Bob Diamond was not God
Just hours after Bob Diamond’s resignation as Chief Executive of Barclays Bank, The Times reported Barclays employees as saying “Who is going to do Bob Diamond’s job now?”, and “Where are we going to get our energy and vision from?” Such was Diamond’s well deserved reputation for buccaneering that many still think of him as irreplaceable – the Steve Jobs of banking.
However, this is a good moment to reflect on the effects of charismatic leadership and the liabilities of a strong personality at the top of an organisation. In Good to Great, Jim Collins, the widely respected expert on effective organisations, suggests that charismatic leaders often become the primary reality in an organisation – and more than reality itself. Employees deflect, deny and distort bad news in an atmosphere where fantasy starts to prevail and feelings of loyalty to the leader become the strongest motivator. As the Barclays experience has shown, when this happens, you have a recipe for mediocrity or worse.
There certainly was a lot of mediocrity for Barclays investors over the period when Diamond was in charge. One pound invested in Barclays at the end of 2005 is now worth 29p. The same pound invested in HSBC is worth 78p, and if it had been invested in all companies in the FTSE 100, it would be worth £1.08 over the same period.
Collins could have predicted this outcome. He is the Richard Dawkins of leadership, and believes that the “Leadership is the answer to everything” perspective is the modern equivalent of the “God is the answer to everything” perspective that held back our scientific understanding of the world in the Dark Ages.

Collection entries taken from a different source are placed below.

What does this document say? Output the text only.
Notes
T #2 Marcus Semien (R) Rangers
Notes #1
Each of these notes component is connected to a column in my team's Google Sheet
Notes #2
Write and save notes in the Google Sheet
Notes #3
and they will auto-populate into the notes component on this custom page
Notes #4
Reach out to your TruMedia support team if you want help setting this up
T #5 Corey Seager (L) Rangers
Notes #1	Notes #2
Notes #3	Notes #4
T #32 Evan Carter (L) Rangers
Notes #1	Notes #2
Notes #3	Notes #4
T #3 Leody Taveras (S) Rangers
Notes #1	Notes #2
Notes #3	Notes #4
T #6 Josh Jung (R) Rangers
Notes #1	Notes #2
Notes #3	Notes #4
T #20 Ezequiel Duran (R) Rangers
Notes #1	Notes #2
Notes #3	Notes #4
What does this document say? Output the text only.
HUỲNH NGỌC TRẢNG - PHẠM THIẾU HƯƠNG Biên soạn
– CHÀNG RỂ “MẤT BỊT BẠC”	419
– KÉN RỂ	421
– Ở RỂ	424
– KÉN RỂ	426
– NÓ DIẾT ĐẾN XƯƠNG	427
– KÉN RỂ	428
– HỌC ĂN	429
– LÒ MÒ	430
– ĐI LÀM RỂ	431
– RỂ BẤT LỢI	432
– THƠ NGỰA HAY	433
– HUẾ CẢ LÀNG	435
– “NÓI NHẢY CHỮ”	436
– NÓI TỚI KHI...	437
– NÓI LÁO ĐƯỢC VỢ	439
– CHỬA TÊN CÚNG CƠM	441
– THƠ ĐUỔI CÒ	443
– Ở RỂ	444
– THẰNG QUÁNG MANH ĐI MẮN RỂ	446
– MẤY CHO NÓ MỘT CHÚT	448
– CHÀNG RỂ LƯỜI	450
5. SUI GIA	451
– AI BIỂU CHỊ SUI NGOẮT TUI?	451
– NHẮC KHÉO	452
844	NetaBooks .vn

It is very difficult to get people to accept that the notion of a leader in a large organisation is a centuries' old PR phenomenon exploiting a widespread psychological need to simplify – to find a single person to praise or blame. ‘Credit the leader’ or ’blame the leader’ is endemic, even in modern leadership and management education, in politics and in the press. As a concept, ’leader’ is no longer useful or relevant. Few of those regularly identified as leaders (prime ministers, presidents, premiership football team managers, captains of industry) have any significant position of power; they like us to think they have, and we like to believe it. As long as we cling to the escapist fantasy that there is a ‘leader’ and that charismatic leadership brings drive and energy and vision to an organisation, we will fail to address the issues raised by the Barclays Bank fiasco.
If you examine the hundreds of companies in the UK or USA that consistently make huge profits and good returns for their shareholders, you will find that most of their CEOs are people you have never heard of – and those people would prefer that it remain that way. Usually, individuals with bags of ambition and a salesman’s patter can only penetrate a certain kind of organisation at a certain time in its development – and then only briefly. The new look banking industry of the noughties, as well as companies that have begun to fail and organisations that seek a radical change, are all suckers for drafting in the mover and shaker. Soon they find that their charismatic leader possesses an unsettling certainty about what should be done, and prefers to talk rather than to listen, or is long on style and short on substance.
If they are to survive and thrive over a long period, organisations do not require a leader in the popular sense. They need leadership. In the frustratingly vague academic vocabulary that characterises the field of leadership, these two terms get confounded or used interchangeably – just as they are in everyday usage. Leadership describes the actions needed to organise and direct people, to set a process in motion and to explain and motivate. It can be achieved by a single person, but it is much better for the sustainability of the organisation if it is a widely delegated responsibility. It is difficult to avoid hierarchical language, but the responsibilities of leadership should lie as much with what are currently called middle and upper managers (or the ‘followers’) as the with the CEO. In fact, it is the fusion at the leadership level of all roles that works best, creating a process that might be called distributed leadership.
Distributed leadership would be challenging to set up in a lot of current organisations, because doing so involves bruising some egos and changing systems of reward (job titles, salary calculations and bonuses), and creating transparency to a degree that would be unacceptable to many – not just to bankers. This may be over-pessimistic. Shareholders and Boards are beginning to call the bluff of the big hitters and realise that they are usually not worth the money. If leadership could be better distributed among a collective, individuals would matter less and could command less money and fewer perks. There would be no more overpayment for promises, followed by disappointing failure.
In a way, a process resembling distributed leadership did exist in Barclays, but it was known as ‘organisational culture’. We now know that culture was far too influenced by the wish to maintain the fantasy that the organisation was led by someone who possessed the qualities of a deity. Let’s hope that we can learn from this and bring the ‘Dark Ages’ in the evolution of organisational theory to an end. The god-like leader does not exist, and even if he or she did, they would not be the answer to running a successful and sustainable organisation.